E. Tugendhat a eu, et a encore, une grande influence sur deux de ses contemporains : Karl-Otto Appel et Jürgen Habermas. Le premier refuse tout fondement ontologique (cosmologique) ou psychologique (i.e. une interprétation substantialiste du rapport à soi) de la raison, renvoyant dos à dos Aristote et Descartes, sans cependant renoncer à lui trouver un fondement dans les conditions pragmatiques transcendandales de la communication (nous renvoyons à l’article de cet auteur, La Question de la fondation ultime de la raison, publié dans la revue Critique, n° 413, 1981). Le second pense trouver les critères ultimes de l’activité raisonnable dans une théorie de l’agir communicationnel. Avec E. Tugendhat, ces deux penseurs partagent le même souci d’éviter, après la critique moderne des fondements traditionnels, toute interprétation relativiste de la raison qui pourrait conduire, exposée sous une forme extrême, à en faire « une tradition parmi d’autres », pour reprendre l’expression utilisée par Paul Feyerabend (Farewell to Reason, Londres 1987 ; traduction française : Adieu la Raison, 1989 au Seuil).
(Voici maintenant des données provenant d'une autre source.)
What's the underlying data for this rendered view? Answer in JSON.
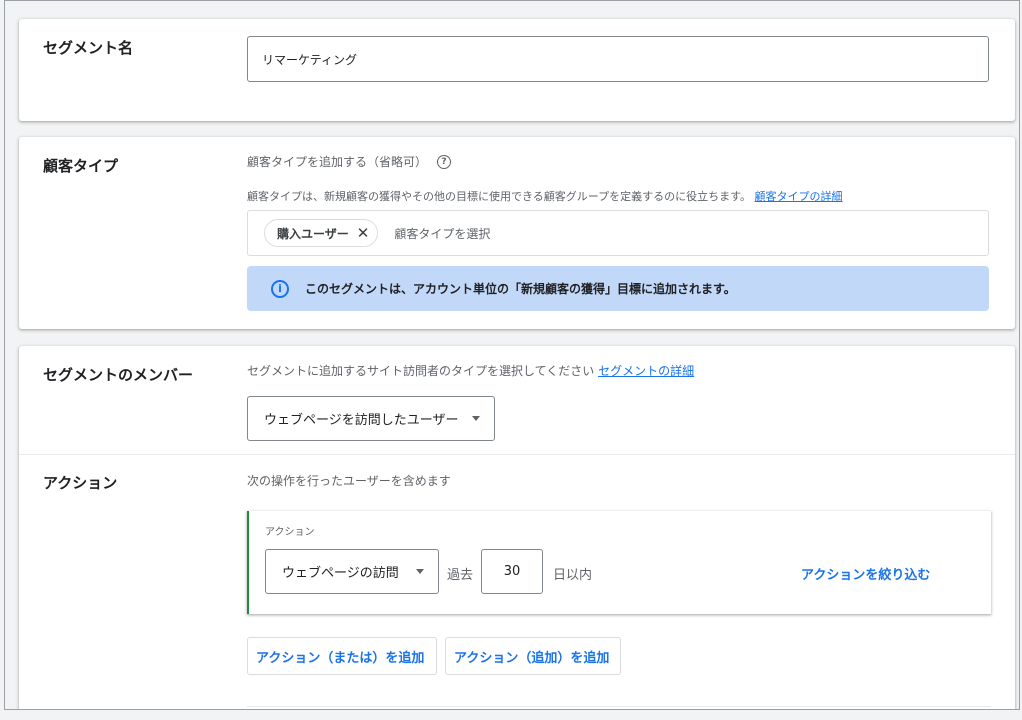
{
  "segment_name": {
    "title": "セグメント名",
    "value": "リマーケティング"
  },
  "customer_type": {
    "title": "顧客タイプ",
    "add_label": "顧客タイプを追加する（省略可）",
    "help_icon": "help-circle-icon",
    "description": "顧客タイプは、新規顧客の獲得やその他の目標に使用できる顧客グループを定義するのに役立ちます。",
    "details_link": "顧客タイプの詳細",
    "chip_label": "購入ユーザー",
    "chip_remove_icon": "close-icon",
    "select_placeholder": "顧客タイプを選択",
    "info_icon": "info-icon",
    "info_text": "このセグメントは、アカウント単位の「新規顧客の獲得」目標に追加されます。",
    "info_color": "#c2d8f8"
  },
  "members": {
    "title": "セグメントのメンバー",
    "description": "セグメントに追加するサイト訪問者のタイプを選択してください",
    "details_link": "セグメントの詳細",
    "dropdown_value": "ウェブページを訪問したユーザー"
  },
  "action": {
    "title": "アクション",
    "description": "次の操作を行ったユーザーを含めます",
    "box_label": "アクション",
    "visit_dropdown_value": "ウェブページの訪問",
    "past_label": "過去",
    "days_value": "30",
    "days_suffix": "日以内",
    "refine_link": "アクションを絞り込む",
    "accent_color": "#1e8e3e",
    "add_or_button": "アクション（または）を追加",
    "add_and_button": "アクション（追加）を追加"
  },
  "link_color": "#1a73e8"
}
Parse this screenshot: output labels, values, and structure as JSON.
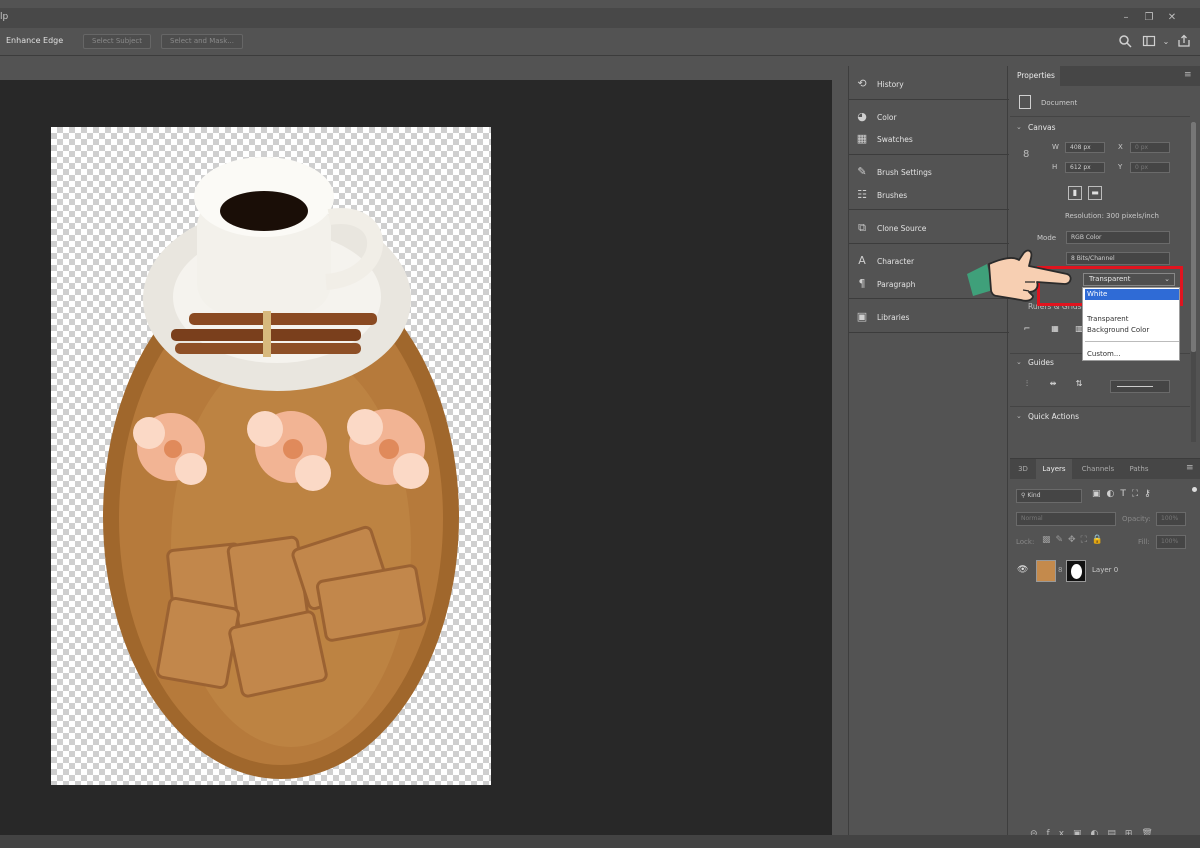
{
  "titlebar": {
    "title_fragment": "lp"
  },
  "options_bar": {
    "enhance_edge": "Enhance Edge",
    "select_subject": "Select Subject",
    "select_and_mask": "Select and Mask..."
  },
  "dock": {
    "items": [
      {
        "label": "History",
        "icon": "history-icon"
      },
      {
        "label": "Color",
        "icon": "color-icon"
      },
      {
        "label": "Swatches",
        "icon": "swatches-icon"
      },
      {
        "label": "Brush Settings",
        "icon": "brush-settings-icon"
      },
      {
        "label": "Brushes",
        "icon": "brushes-icon"
      },
      {
        "label": "Clone Source",
        "icon": "clone-source-icon"
      },
      {
        "label": "Character",
        "icon": "character-icon"
      },
      {
        "label": "Paragraph",
        "icon": "paragraph-icon"
      },
      {
        "label": "Libraries",
        "icon": "libraries-icon"
      }
    ]
  },
  "properties": {
    "tab": "Properties",
    "document": "Document",
    "canvas_title": "Canvas",
    "w_label": "W",
    "w_value": "408 px",
    "h_label": "H",
    "h_value": "612 px",
    "x_label": "X",
    "x_value": "0 px",
    "y_label": "Y",
    "y_value": "0 px",
    "resolution": "Resolution: 300 pixels/inch",
    "mode_label": "Mode",
    "mode_value": "RGB Color",
    "depth_value": "8 Bits/Channel",
    "background_value": "Transparent",
    "rulers_title": "Rulers & Grids",
    "guides_title": "Guides",
    "quick_actions_title": "Quick Actions"
  },
  "bg_menu": {
    "items": [
      "White",
      "Transparent",
      "Background Color",
      "Custom..."
    ],
    "selected": "White"
  },
  "layers": {
    "tabs": [
      "3D",
      "Layers",
      "Channels",
      "Paths"
    ],
    "active_tab": "Layers",
    "filter_kind": "Kind",
    "blend_mode": "Normal",
    "opacity_label": "Opacity:",
    "opacity_value": "100%",
    "lock_label": "Lock:",
    "fill_label": "Fill:",
    "fill_value": "100%",
    "layer_name": "Layer 0"
  },
  "colors": {
    "highlight": "#e0141f",
    "menu_selection": "#2f6bd6",
    "canvas_bg": "#282828",
    "panel_bg": "#535353"
  }
}
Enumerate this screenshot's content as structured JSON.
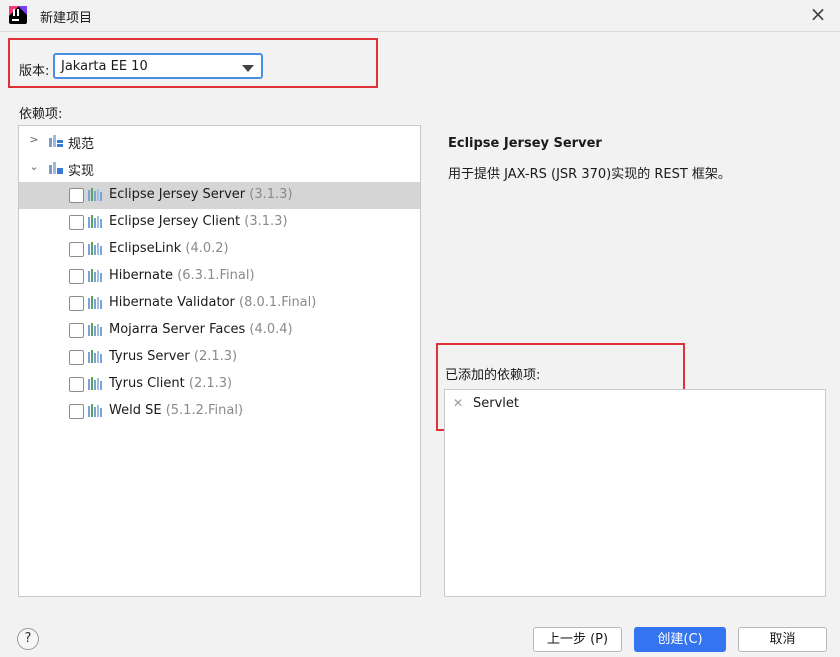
{
  "window": {
    "title": "新建项目",
    "close_icon": "close-icon"
  },
  "version": {
    "label": "版本:",
    "selected": "Jakarta EE 10"
  },
  "dependencies": {
    "label": "依赖项:",
    "categories": [
      {
        "label": "规范",
        "expanded": false
      },
      {
        "label": "实现",
        "expanded": true
      }
    ],
    "libraries": [
      {
        "name": "Eclipse Jersey Server",
        "version": "(3.1.3)",
        "checked": false,
        "selected": true
      },
      {
        "name": "Eclipse Jersey Client",
        "version": "(3.1.3)",
        "checked": false
      },
      {
        "name": "EclipseLink",
        "version": "(4.0.2)",
        "checked": false
      },
      {
        "name": "Hibernate",
        "version": "(6.3.1.Final)",
        "checked": false
      },
      {
        "name": "Hibernate Validator",
        "version": "(8.0.1.Final)",
        "checked": false
      },
      {
        "name": "Mojarra Server Faces",
        "version": "(4.0.4)",
        "checked": false
      },
      {
        "name": "Tyrus Server",
        "version": "(2.1.3)",
        "checked": false
      },
      {
        "name": "Tyrus Client",
        "version": "(2.1.3)",
        "checked": false
      },
      {
        "name": "Weld SE",
        "version": "(5.1.2.Final)",
        "checked": false
      }
    ]
  },
  "description": {
    "title": "Eclipse Jersey Server",
    "text": "用于提供 JAX-RS (JSR 370)实现的 REST 框架。"
  },
  "added": {
    "label": "已添加的依赖项:",
    "items": [
      {
        "name": "Servlet",
        "remove_icon": "remove-icon"
      }
    ]
  },
  "footer": {
    "help": "?",
    "prev": "上一步 (P)",
    "create": "创建(C)",
    "cancel": "取消"
  },
  "colors": {
    "accent": "#3574f0",
    "annotation": "#e0313a",
    "selected_row": "#d5d5d5"
  }
}
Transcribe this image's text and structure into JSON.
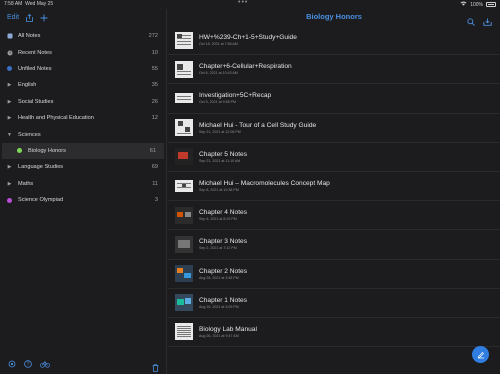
{
  "status": {
    "time": "7:58 AM",
    "date": "Wed May 25",
    "dots": "•••",
    "battery": "100%"
  },
  "sidebar": {
    "edit_label": "Edit",
    "items": [
      {
        "label": "All Notes",
        "count": "272",
        "icon": "all-notes-icon"
      },
      {
        "label": "Recent Notes",
        "count": "10",
        "icon": "clock-icon"
      },
      {
        "label": "Unfiled Notes",
        "count": "55",
        "icon": "unfiled-dot",
        "color": "#3a6fc4"
      },
      {
        "label": "English",
        "count": "35"
      },
      {
        "label": "Social Studies",
        "count": "26"
      },
      {
        "label": "Health and Physical Education",
        "count": "12"
      },
      {
        "label": "Sciences",
        "count": ""
      },
      {
        "label": "Biology Honors",
        "count": "61",
        "color": "#7ed957"
      },
      {
        "label": "Language Studies",
        "count": "69"
      },
      {
        "label": "Maths",
        "count": "11"
      },
      {
        "label": "Science Olympiad",
        "count": "3",
        "color": "#b84fd6"
      }
    ]
  },
  "main": {
    "title": "Biology Honors",
    "notes": [
      {
        "title": "HW+%239-Ch+1-5+Study+Guide",
        "date": "Oct 18, 2021 at 7:56 AM"
      },
      {
        "title": "Chapter+6-Cellular+Respiration",
        "date": "Oct 6, 2021 at 10:43 AM"
      },
      {
        "title": "Investigation+5C+Recap",
        "date": "Oct 5, 2021 at 9:58 PM"
      },
      {
        "title": "Michael Hui - Tour of a Cell Study Guide",
        "date": "Sep 21, 2021 at 12:08 PM"
      },
      {
        "title": "Chapter 5 Notes",
        "date": "Sep 21, 2021 at 11:10 AM"
      },
      {
        "title": "Michael Hui – Macromolecules Concept Map",
        "date": "Sep 8, 2021 at 10:38 PM"
      },
      {
        "title": "Chapter 4 Notes",
        "date": "Sep 6, 2021 at 8:29 PM"
      },
      {
        "title": "Chapter 3 Notes",
        "date": "Sep 2, 2021 at 7:12 PM"
      },
      {
        "title": "Chapter 2 Notes",
        "date": "Aug 26, 2021 at 3:48 PM"
      },
      {
        "title": "Chapter 1 Notes",
        "date": "Aug 26, 2021 at 3:09 PM"
      },
      {
        "title": "Biology Lab Manual",
        "date": "Aug 26, 2021 at 9:47 AM"
      }
    ]
  },
  "colors": {
    "accent": "#4a90e2",
    "fab": "#2f7de1"
  }
}
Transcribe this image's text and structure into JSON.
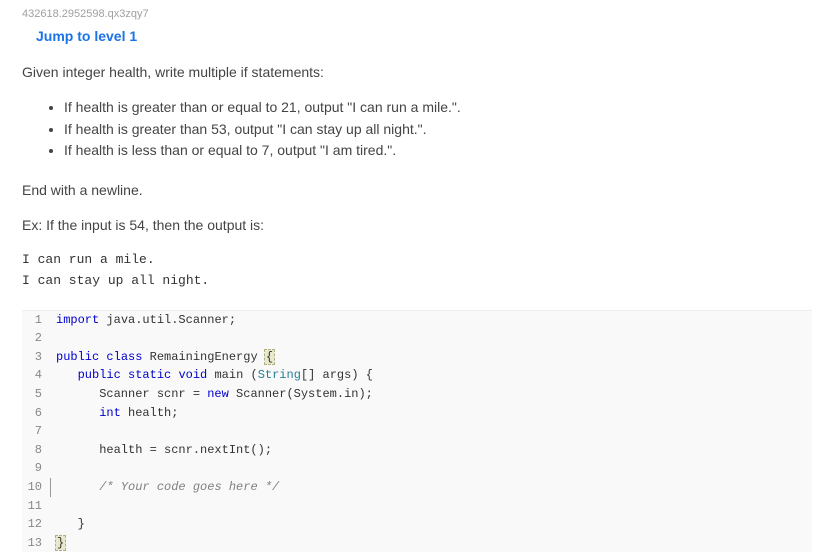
{
  "qid": "432618.2952598.qx3zqy7",
  "jump_link": "Jump to level 1",
  "intro": "Given integer health, write multiple if statements:",
  "bullets": [
    "If health is greater than or equal to 21, output \"I can run a mile.\".",
    "If health is greater than 53, output \"I can stay up all night.\".",
    "If health is less than or equal to 7, output \"I am tired.\"."
  ],
  "end_line": "End with a newline.",
  "example_prefix": "Ex: If the input is 54, then the output is:",
  "example_output": "I can run a mile.\nI can stay up all night.",
  "code": {
    "lines": [
      {
        "n": 1,
        "html": "<span class='kw'>import</span> java.util.Scanner;"
      },
      {
        "n": 2,
        "html": ""
      },
      {
        "n": 3,
        "html": "<span class='kw'>public</span> <span class='kw'>class</span> RemainingEnergy <span class='brace-hl'>{</span>"
      },
      {
        "n": 4,
        "html": "   <span class='kw'>public</span> <span class='kw'>static</span> <span class='kw'>void</span> main (<span class='type'>String</span>[] args) {"
      },
      {
        "n": 5,
        "html": "      Scanner scnr = <span class='kw'>new</span> Scanner(System.in);"
      },
      {
        "n": 6,
        "html": "      <span class='kw'>int</span> health;"
      },
      {
        "n": 7,
        "html": ""
      },
      {
        "n": 8,
        "html": "      health = scnr.nextInt();"
      },
      {
        "n": 9,
        "html": ""
      },
      {
        "n": 10,
        "html": "      <span class='comment'>/* Your code goes here */</span>",
        "cursor": true
      },
      {
        "n": 11,
        "html": ""
      },
      {
        "n": 12,
        "html": "   }"
      },
      {
        "n": 13,
        "html": "<span class='brace-hl'>}</span>"
      }
    ]
  }
}
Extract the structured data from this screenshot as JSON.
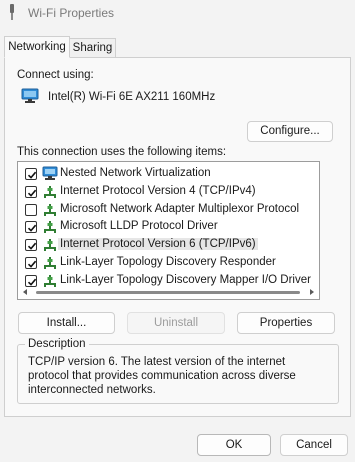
{
  "window": {
    "title": "Wi-Fi Properties",
    "accent_color": "#0067c0"
  },
  "tabs": [
    {
      "label": "Networking",
      "active": true
    },
    {
      "label": "Sharing",
      "active": false
    }
  ],
  "connect_using": {
    "label": "Connect using:",
    "adapter_name": "Intel(R) Wi-Fi 6E AX211 160MHz",
    "adapter_icon": "network-adapter-icon"
  },
  "buttons": {
    "configure": "Configure...",
    "install": "Install...",
    "uninstall": "Uninstall",
    "properties": "Properties",
    "ok": "OK",
    "cancel": "Cancel"
  },
  "items_label": "This connection uses the following items:",
  "items": [
    {
      "label": "Nested Network Virtualization",
      "checked": true,
      "icon": "network-service-icon"
    },
    {
      "label": "Internet Protocol Version 4 (TCP/IPv4)",
      "checked": true,
      "icon": "protocol-icon"
    },
    {
      "label": "Microsoft Network Adapter Multiplexor Protocol",
      "checked": false,
      "icon": "protocol-icon"
    },
    {
      "label": "Microsoft LLDP Protocol Driver",
      "checked": true,
      "icon": "protocol-icon"
    },
    {
      "label": "Internet Protocol Version 6 (TCP/IPv6)",
      "checked": true,
      "icon": "protocol-icon",
      "selected": true
    },
    {
      "label": "Link-Layer Topology Discovery Responder",
      "checked": true,
      "icon": "protocol-icon"
    },
    {
      "label": "Link-Layer Topology Discovery Mapper I/O Driver",
      "checked": true,
      "icon": "protocol-icon"
    }
  ],
  "description": {
    "title": "Description",
    "text": "TCP/IP version 6. The latest version of the internet protocol that provides communication across diverse interconnected networks."
  }
}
Il ne nous reste plus qu’à tirer, pour nous-mêmes, les leçons de cette lecture. Nous dirons : premièrement, que la raison ne se réduit pas à la rationalité de type scientifique tournée vers son seul objet qu’elle thématise dans un langage formalisé de plus en plus éloigné du langage naturel faisant exister une communauté humaine vivante ; deuxièmement, que la raison n’est pas, pour autant, infinie mais qu’elle est finie et historique parce qu’elle reçoit son contenu de l’extérieur, ce qui l’imprègne d’une contingence indépassable ; troisièmement, que la thèse précédente exclut l’idée d’une raison « égologique » et « monologique » qui serait à la fois sujet et objet et aurait la prétention de penser tout le réel en se clôturant dans un système ; quatrièmement, qu’on ne peut accorder aucune « naturalité » à la raison (elle n’est pas une réalité substantielle) mais qu’elle s’institue par l’activité de sujets qui restent divers et singuliers tout en se constituant comme des sujets raisonnables délibérant à l’aide de règles communes auxquelles ils se soumettent librement ; cinquièmement, que le principe d’universalité reste au fondement de la raison, ce qui exclut tout relativisme.